Based on our experience, these are the 10 telltale signs that your financial institution needs a business rule engine.
- Dependency on Technical Teams to Write Business Rules Banking leaders depend on technical teams to write the business rules for new product launches and modifications. Business teams spend a lot of time doing the knowledge transfer and testing the rules once implemented. A business rule-engine with no-code and an intuitive user interface can help business leaders write their own business rules, making it faster to launch new products and implement changes.

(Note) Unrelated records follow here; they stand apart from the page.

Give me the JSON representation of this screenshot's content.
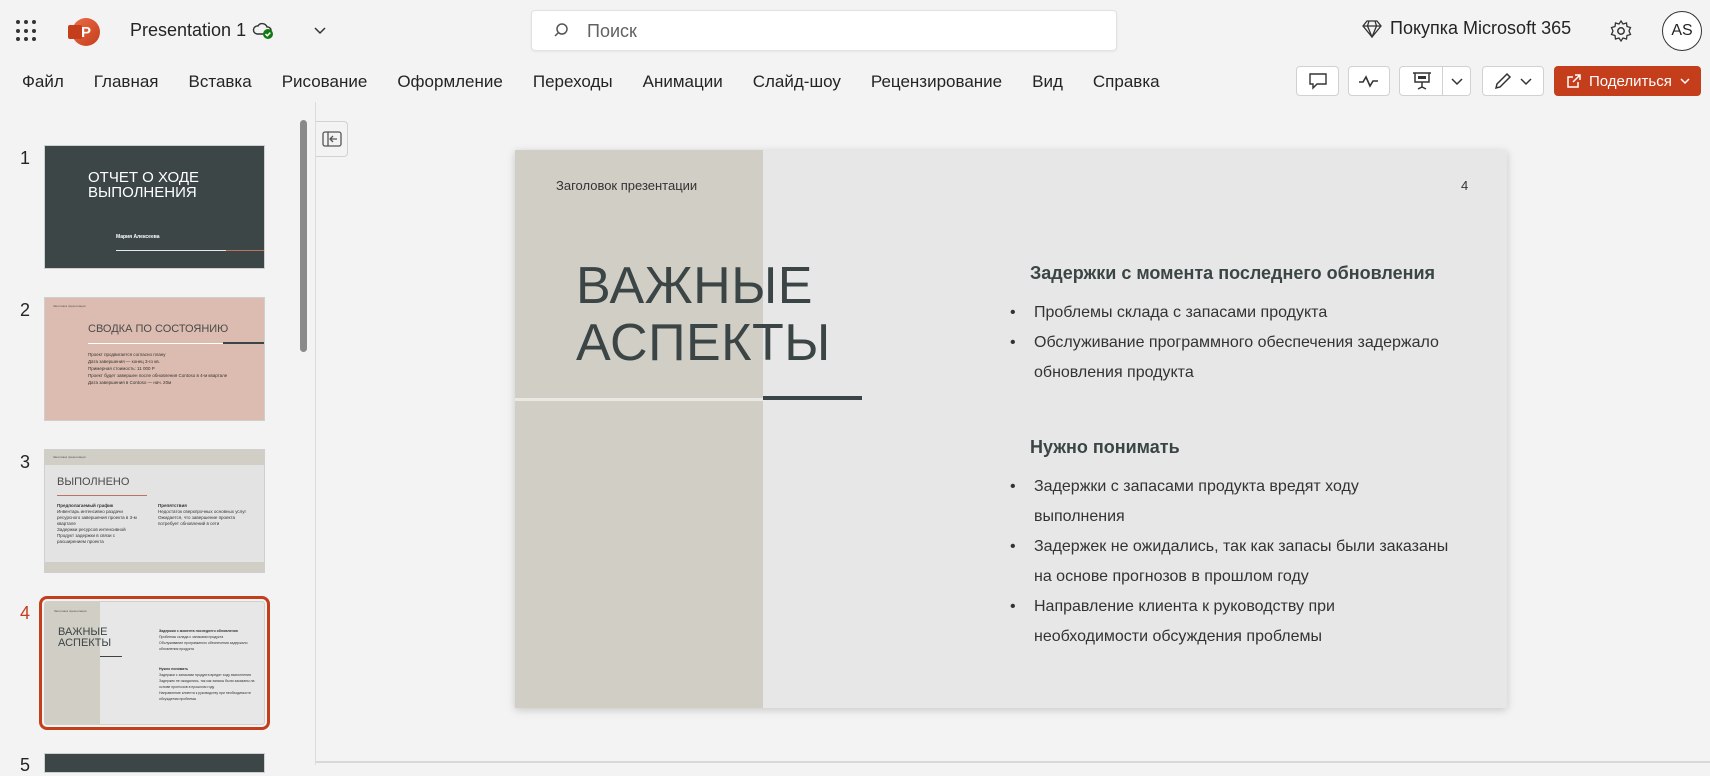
{
  "app": {
    "doc_title": "Presentation 1",
    "search_placeholder": "Поиск",
    "buy_label": "Покупка Microsoft 365",
    "avatar_initials": "AS",
    "share_label": "Поделиться",
    "accent_color": "#c43e1c"
  },
  "menu": [
    "Файл",
    "Главная",
    "Вставка",
    "Рисование",
    "Оформление",
    "Переходы",
    "Анимации",
    "Слайд-шоу",
    "Рецензирование",
    "Вид",
    "Справка"
  ],
  "thumbnails": [
    {
      "num": "1",
      "title": "ОТЧЕТ О ХОДЕ ВЫПОЛНЕНИЯ",
      "author": "Мария Алексеева"
    },
    {
      "num": "2",
      "header": "Заголовок презентации",
      "title": "СВОДКА ПО СОСТОЯНИЮ",
      "lines": [
        "Проект продвигается согласно плану",
        "Дата завершения — конец 3-го кв.",
        "Примерная стоимость: 11 000 Р",
        "Проект будет завершен после обновления Contoso в 4-м квартале",
        "Дата завершения в Contoso — нач. 20м"
      ]
    },
    {
      "num": "3",
      "header": "Заголовок презентации",
      "title": "ВЫПОЛНЕНО",
      "col1_title": "Предполагаемый график",
      "col1_lines": [
        "Инвентарь интенсивно раздачи ресурсного завершения проекта в 3-м квартале",
        "Задержки ресурсов интенсивной Продукт задержки в связи с расширением проекта"
      ],
      "col2_title": "Препятствия",
      "col2_lines": [
        "Недостаток сверхпрочных основных услуг",
        "Ожидается, что завершение проекта потребует обновлений в сети"
      ]
    },
    {
      "num": "4",
      "header": "Заголовок презентации",
      "title": "ВАЖНЫЕ АСПЕКТЫ"
    },
    {
      "num": "5"
    }
  ],
  "slide": {
    "presentation_title": "Заголовок презентации",
    "page_number": "4",
    "heading_line1": "ВАЖНЫЕ",
    "heading_line2": "АСПЕКТЫ",
    "section1_title": "Задержки с момента последнего обновления",
    "section1_bullets": [
      "Проблемы склада с запасами продукта",
      "Обслуживание программного обеспечения задержало обновления продукта"
    ],
    "section2_title": "Нужно понимать",
    "section2_bullets": [
      "Задержки с запасами продукта вредят ходу выполнения",
      "Задержек не ожидались, так как запасы были заказаны на основе прогнозов в прошлом году",
      "Направление клиента к руководству при необходимости обсуждения проблемы"
    ]
  }
}
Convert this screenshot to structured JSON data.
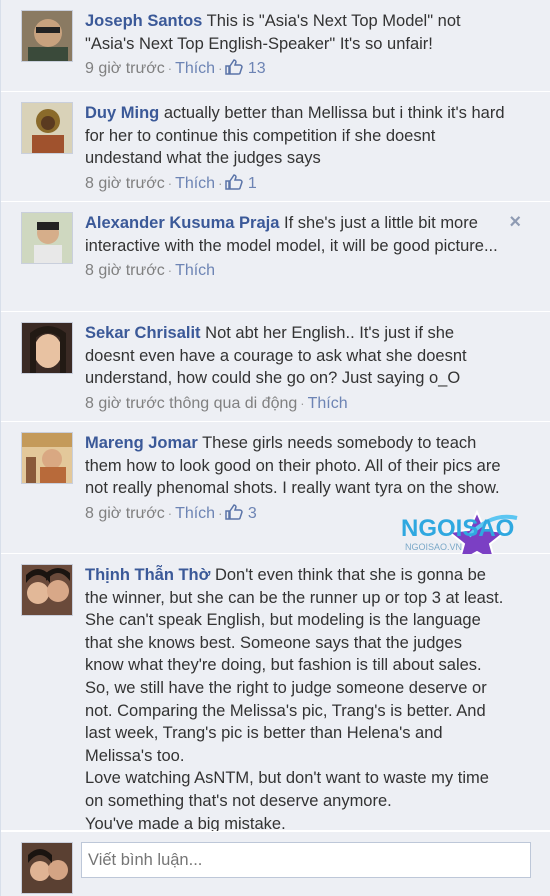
{
  "comments": [
    {
      "author": "Joseph Santos",
      "text": "This is \"Asia's Next Top Model\" not \"Asia's Next Top English-Speaker\" It's so unfair!",
      "time": "9 giờ trước",
      "like_label": "Thích",
      "likes": "13"
    },
    {
      "author": "Duy Ming",
      "text": "actually better than Mellissa but i think it's hard for her to continue this competition if she doesnt undestand what the judges says",
      "time": "8 giờ trước",
      "like_label": "Thích",
      "likes": "1"
    },
    {
      "author": "Alexander Kusuma Praja",
      "text": "If she's just a little bit more interactive with the model model, it will be good picture...",
      "time": "8 giờ trước",
      "like_label": "Thích",
      "close_symbol": "×"
    },
    {
      "author": "Sekar Chrisalit",
      "text": "Not abt her English.. It's just if she doesnt even have a courage to ask what she doesnt understand, how could she go on? Just saying o_O",
      "time": "8 giờ trước thông qua di động",
      "like_label": "Thích"
    },
    {
      "author": "Mareng Jomar",
      "text": "These girls needs somebody to teach them how to look good on their photo. All of their pics are not really phenomal shots. I really want tyra on the show.",
      "time": "8 giờ trước",
      "like_label": "Thích",
      "likes": "3"
    },
    {
      "author": "Thịnh Thẫn Thờ",
      "text": "Don't even think that she is gonna be the winner, but she can be the runner up or top 3 at least. She can't speak English, but modeling is the language that she knows best. Someone says that the judges know what they're doing, but fashion is till about sales. So, we still have the right to judge someone deserve or not. Comparing the Melissa's pic, Trang's is better. And last week, Trang's pic is better than Helena's and Melissa's too.",
      "text2": "Love watching AsNTM, but don't want to waste my time on something that's not deserve anymore.",
      "text3": "You've made a big mistake."
    }
  ],
  "watermark": {
    "brand": "NGOISAO",
    "url": "NGOISAO.VN"
  },
  "composer": {
    "placeholder": "Viết bình luận..."
  },
  "colors": {
    "link": "#3b5998",
    "meta": "#808080",
    "background": "#edeff4"
  },
  "icons": {
    "like": "thumbs-up-icon",
    "close": "close-icon",
    "star": "star-icon"
  }
}
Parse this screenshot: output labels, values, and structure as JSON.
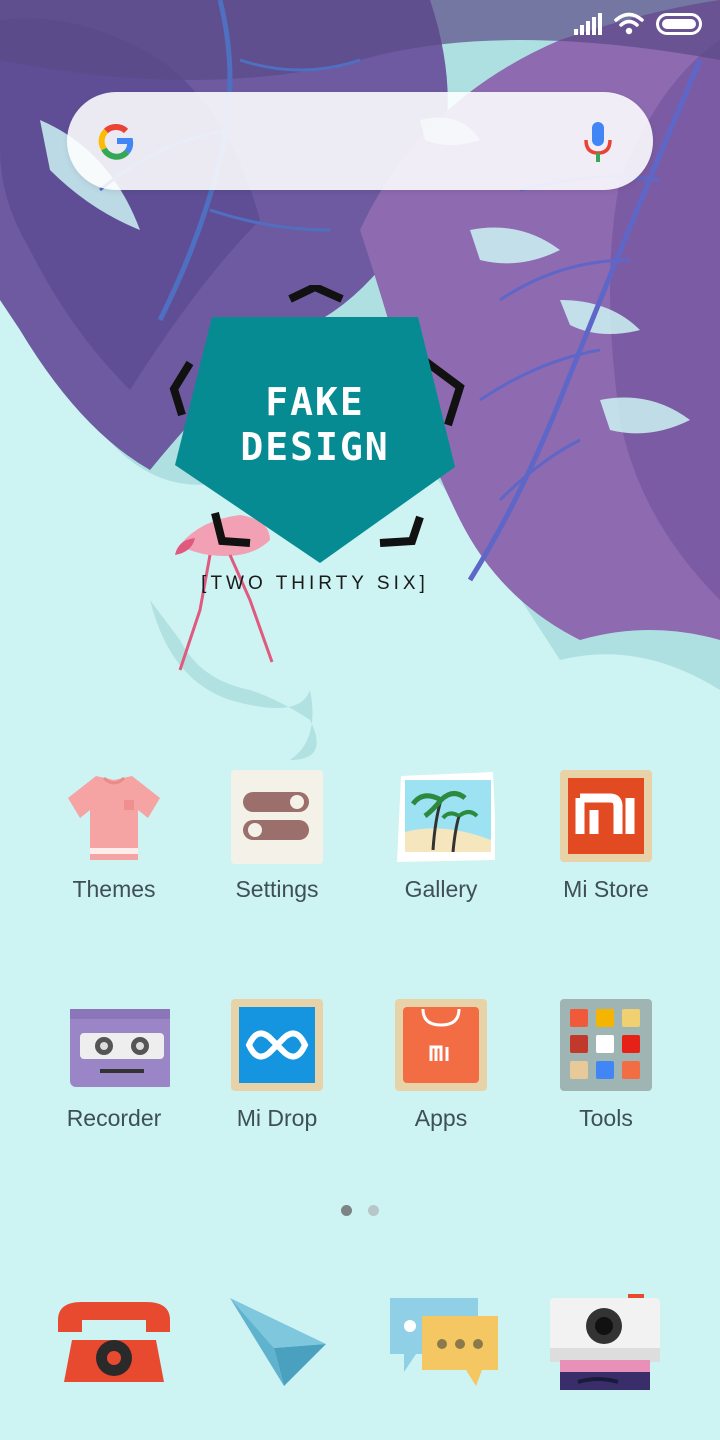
{
  "status_bar": {
    "signal": "signal-icon",
    "wifi": "wifi-icon",
    "battery": "battery-icon"
  },
  "search": {
    "logo": "google-logo-icon",
    "mic": "mic-icon"
  },
  "widget": {
    "title_line1": "FAKE",
    "title_line2": "DESIGN",
    "subtitle": "[TWO THIRTY SIX]"
  },
  "apps": [
    {
      "label": "Themes",
      "icon": "tshirt-icon"
    },
    {
      "label": "Settings",
      "icon": "toggles-icon"
    },
    {
      "label": "Gallery",
      "icon": "palm-photo-icon"
    },
    {
      "label": "Mi Store",
      "icon": "mi-logo-icon"
    },
    {
      "label": "Recorder",
      "icon": "cassette-icon"
    },
    {
      "label": "Mi Drop",
      "icon": "infinity-icon"
    },
    {
      "label": "Apps",
      "icon": "shopping-bag-icon"
    },
    {
      "label": "Tools",
      "icon": "folder-grid-icon"
    }
  ],
  "page_indicator": {
    "count": 2,
    "active": 0
  },
  "dock": [
    {
      "name": "phone",
      "icon": "telephone-icon"
    },
    {
      "name": "messages-send",
      "icon": "paper-plane-icon"
    },
    {
      "name": "messaging",
      "icon": "chat-bubbles-icon"
    },
    {
      "name": "camera",
      "icon": "camera-printer-icon"
    }
  ],
  "colors": {
    "background": "#cdf3f3",
    "leaf_purple": "#8e6ab0",
    "widget_teal": "#068b92",
    "label_text": "#3f4f57"
  }
}
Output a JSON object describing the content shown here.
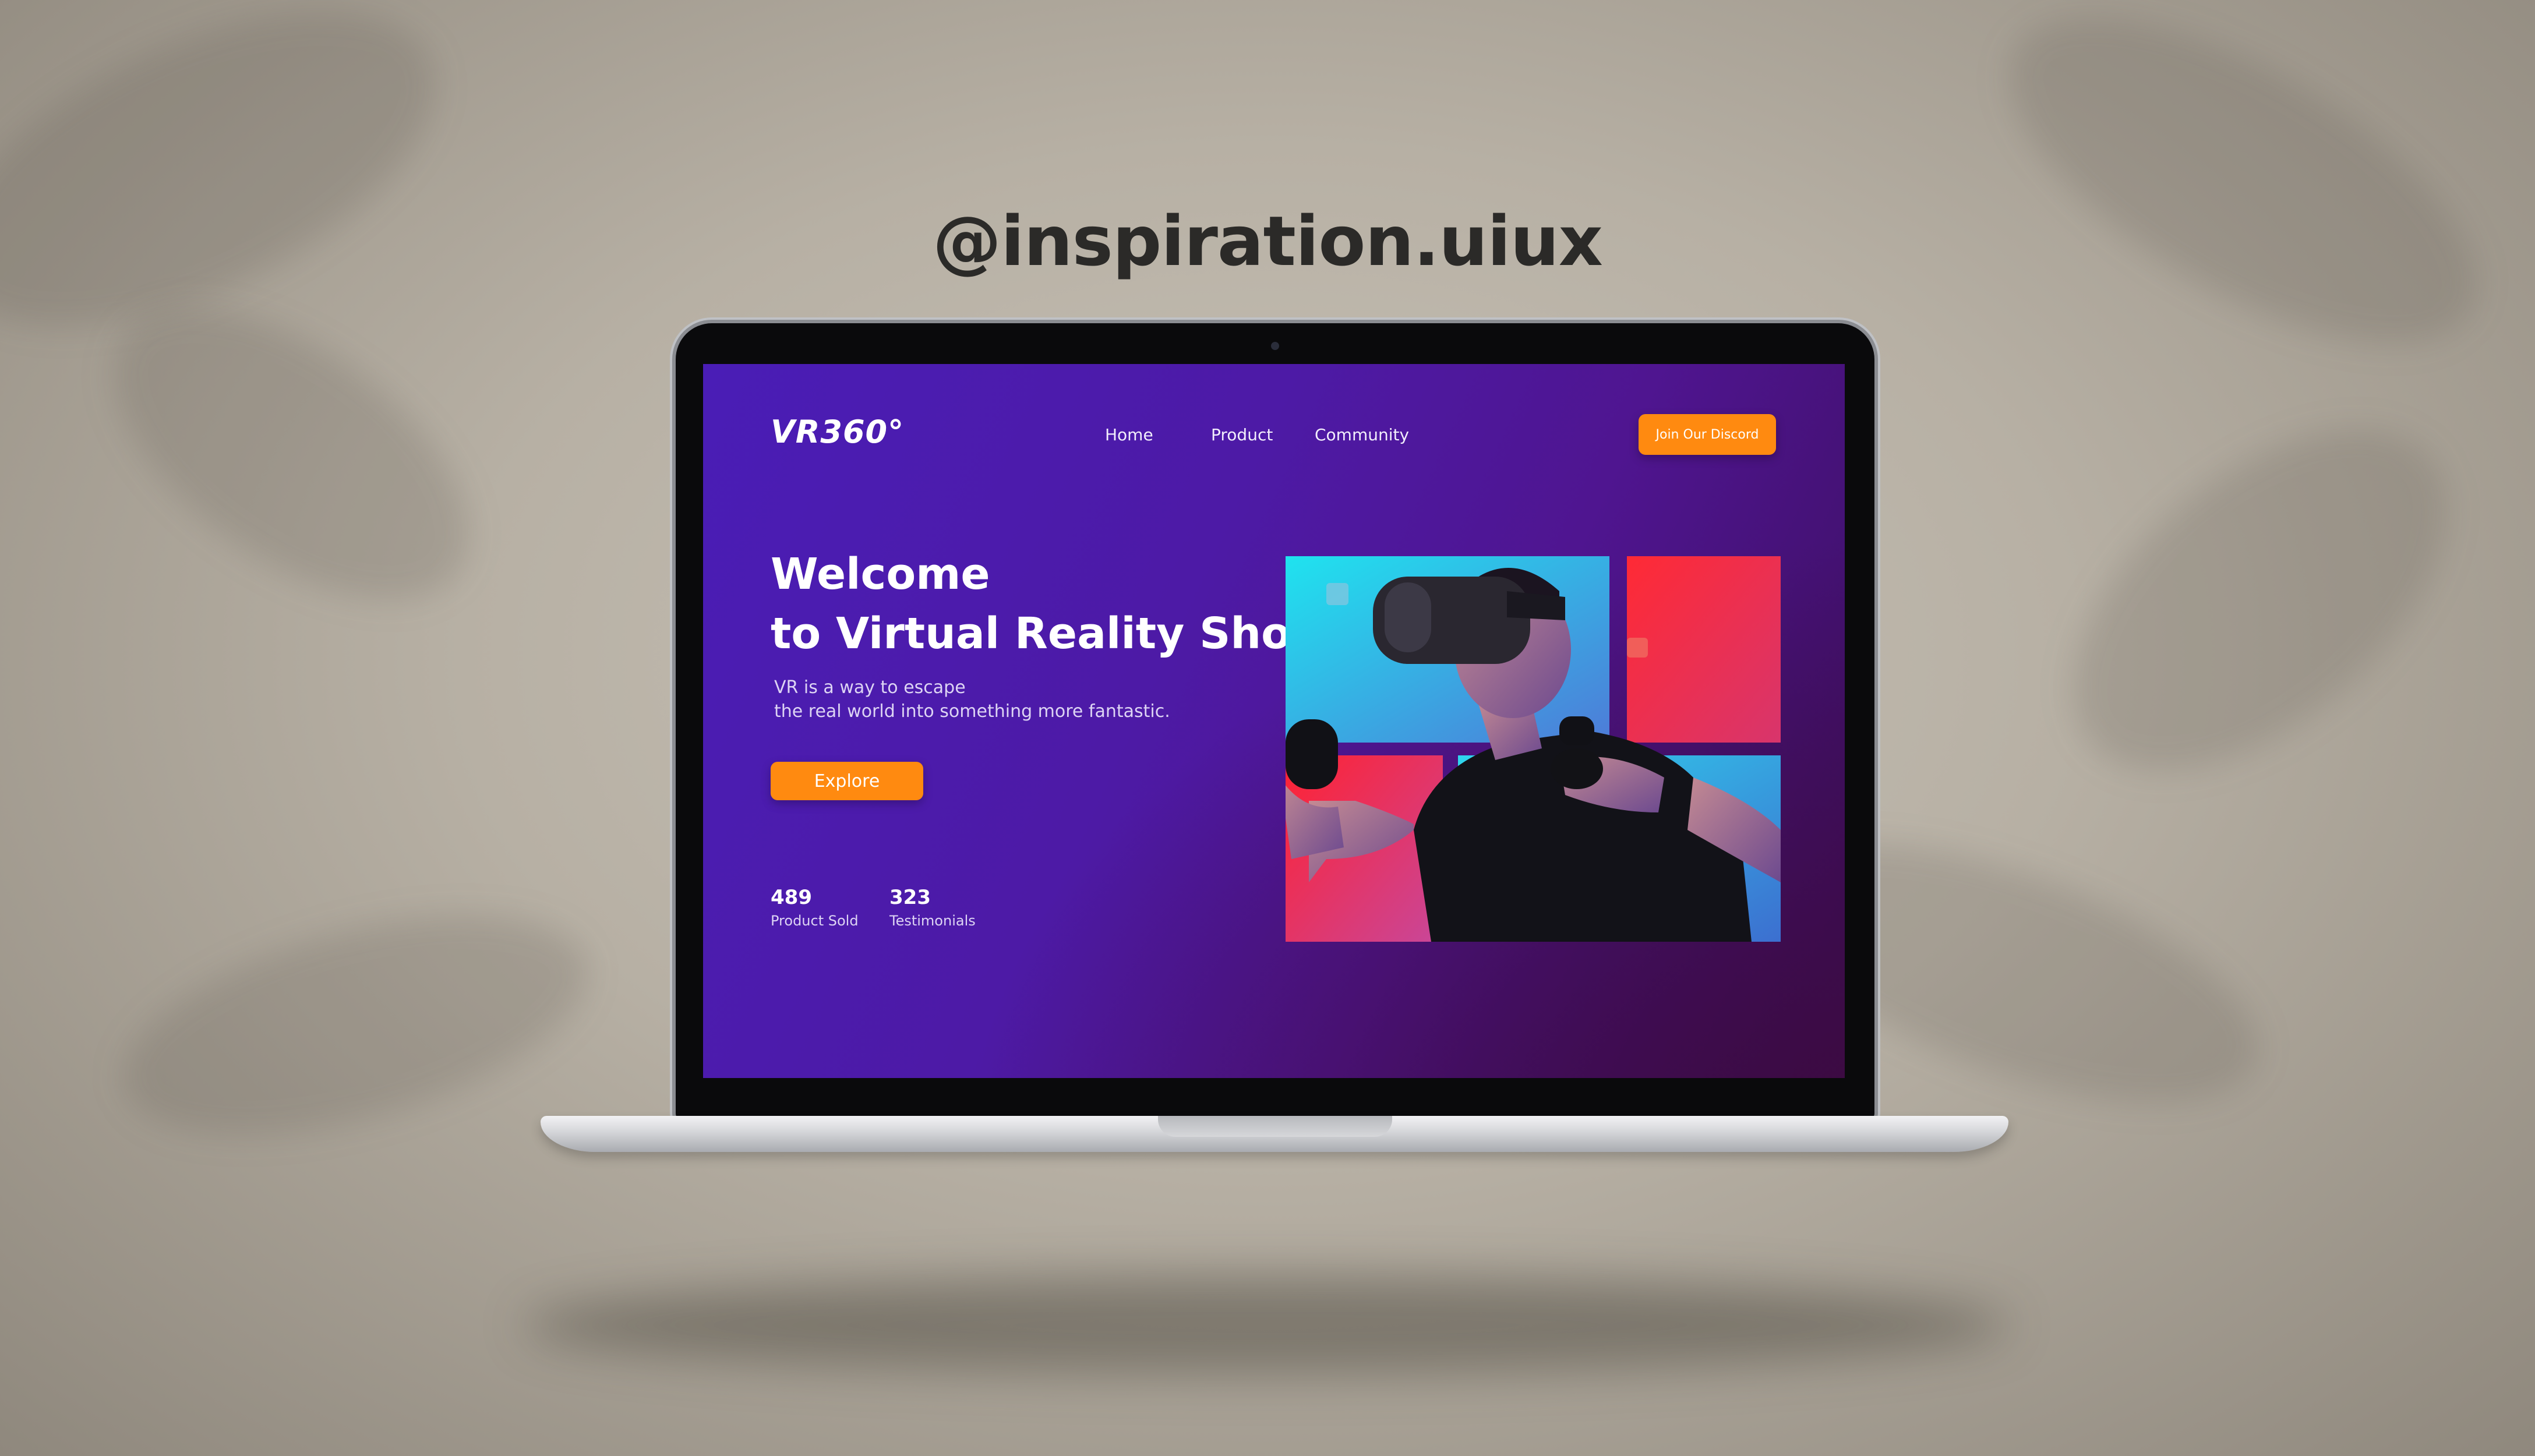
{
  "watermark": "@inspiration.uiux",
  "site": {
    "logo": "VR360°",
    "nav": [
      {
        "label": "Home"
      },
      {
        "label": "Product"
      },
      {
        "label": "Community"
      }
    ],
    "cta_label": "Join Our Discord",
    "hero": {
      "title_line1": "Welcome",
      "title_line2": "to Virtual Reality Shop",
      "subtitle_line1": "VR is a way to escape",
      "subtitle_line2": "the real world into something more fantastic.",
      "button_label": "Explore"
    },
    "stats": [
      {
        "value": "489",
        "label": "Product Sold"
      },
      {
        "value": "323",
        "label": "Testimonials"
      }
    ]
  },
  "colors": {
    "accent": "#ff8a10",
    "screen_bg_start": "#4a1db6",
    "screen_bg_end": "#3c0a3f",
    "tile_cyan": "#1fe3ef",
    "tile_red": "#ff2a35"
  },
  "image": {
    "icon": "person-with-vr-headset-image"
  }
}
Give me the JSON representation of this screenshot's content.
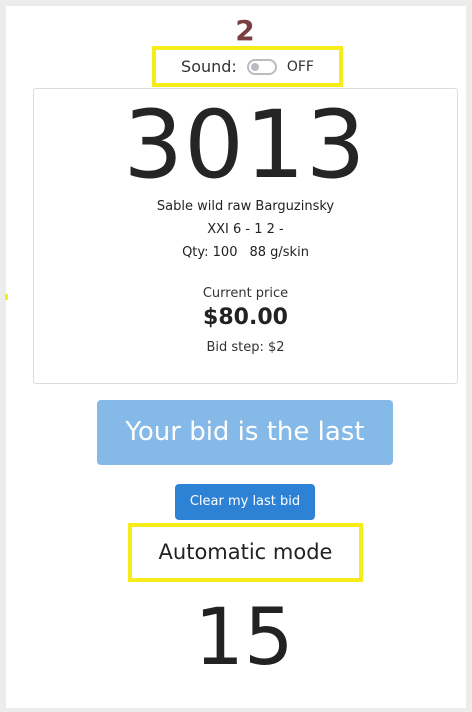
{
  "header": {
    "badge_number": "2"
  },
  "sound": {
    "label": "Sound:",
    "state": "OFF",
    "enabled": false
  },
  "lot": {
    "number": "3013",
    "name": "Sable wild raw Barguzinsky",
    "grade": "XXI 6 - 1 2 -",
    "qty": "Qty: 100",
    "weight": "88 g/skin",
    "price_caption": "Current price",
    "price": "$80.00",
    "bid_step": "Bid step: $2"
  },
  "bid": {
    "status_label": "Your bid is the last",
    "clear_label": "Clear my last bid"
  },
  "auto": {
    "mode_label": "Automatic mode",
    "countdown": "15"
  },
  "colors": {
    "highlight": "#f5ec1a",
    "primary_button": "#2d82d6",
    "status_button": "#84b9e8",
    "badge": "#7a3e3e"
  },
  "icons": {
    "sound_toggle": "toggle-switch-off-icon"
  }
}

- Increasing Regulatory Compliance Complexity Banking and Financial Services Institutions across the globe are struggling to keep pace with regulatory change, and, quite often, grappling with the sheer volume and the complexity of these updates can be a laborious, up-hill battle. As per a survey by MetricStream, over 19% of respondents suggested it took them over a year to implement regulatory changes. If your bank is facing increasingly complex regulatory requirements that require frequent updates and modifications, a business rule engine can help centralize and automate compliance rules, ensuring consistent adherence to regulations.
- Delays in Launching New Products The bank has a great idea for a new product within the category, but it takes them a couple of months to launch the new product. Often losing the momentum and the first-mover advantage. If your bank struggles to introduce new products or services due to rigid systems and processes, a no-code business rule engine can provide the agility needed to define and update product rules and eligibility criteria easily.
- Lack of Personalization In this highly competitive banking world, gaining customer’s loyalty and offering them the best of personalized services and products, based on their individual needs and preferences, is the need of the hour. 70% of consumers are more likely to buy from companies that understand how they use their products/services. A business rule-engine to offer personalized recommendations based on existing data, including customer profiles, touchpoints, customer propensity, and affinity to identify the target segment, will certainly help to present the most relevant financial product to the customer based on their needs.
- Lack of Instant Offers The idea of offering ‘right here, right now’ is becoming a key differentiator in the banking industry today. Customers today are reluctant to wait for days to borrow money or for transactions to complete and would move away to competition, for lack of an instant offer from the financial institution. If your bank is struggling to offer personalized instant offers, a business rule engine can expedite the loan approval process by automating risk assessment and compliance checks, leading to faster and more efficient loan decisions.
- Inconsistent Decision-making If there are inconsistencies in the decision-making process within your bank, leading to varying outcomes or contradictory actions, a business rule engine can help standardize decision-making by enforcing predefined rules consistently.
- Complex Pricing or Fee Structures If your bank offers a variety of products with complex pricing or fee structures or if you are a financial products aggregator, a business rule engine can handle the calculations and ensure accurate and consistent application of pricing rules across different banks, products, and services.
- Decentralized Policies Financial institutions rely on a wide range of information, documents, and policies to make decisions, however, managing and using all these policies decision-making can be challenging, as it’s often present in physical forms or is spread across disparate business systems, spreadsheets, and data silos. This lack of centralized management of policies/rules, which should be referred for every case, makes decisions unreliable and prone to errors. A business rule-engine helps centralize otherwise dispersed rules silos and eliminates the need of separate updates in the same rule across the IT landscape, making decisions less prone to errors.
- Data Integration Challenges If your bank deals with data from multiple sources or systems and struggles to integrate and validate data for decision-making processes, a business rule engine can streamline data integration and ensure consistent data quality.
- Shortage of Compliance Staff Banks’ risk and compliance departments are under increasing pressure. They face deeper scrutiny from authorities and must adhere to an increasingly stricter laws and regulations. The complexity of dealing with huge quantities of data and an acute shortage of compliance experts make it even more difficult to deal with the situation. If your bank is struggling with staffing issues for compliance professionals, a centralized business rule engine can automate these processes, reducing risks and improving efficiency.
If your bank experiences several of these signs, implementing a business rule engine can significantly enhance operational efficiency, improve compliance, streamline decision-making processes, and drive better customer experiences.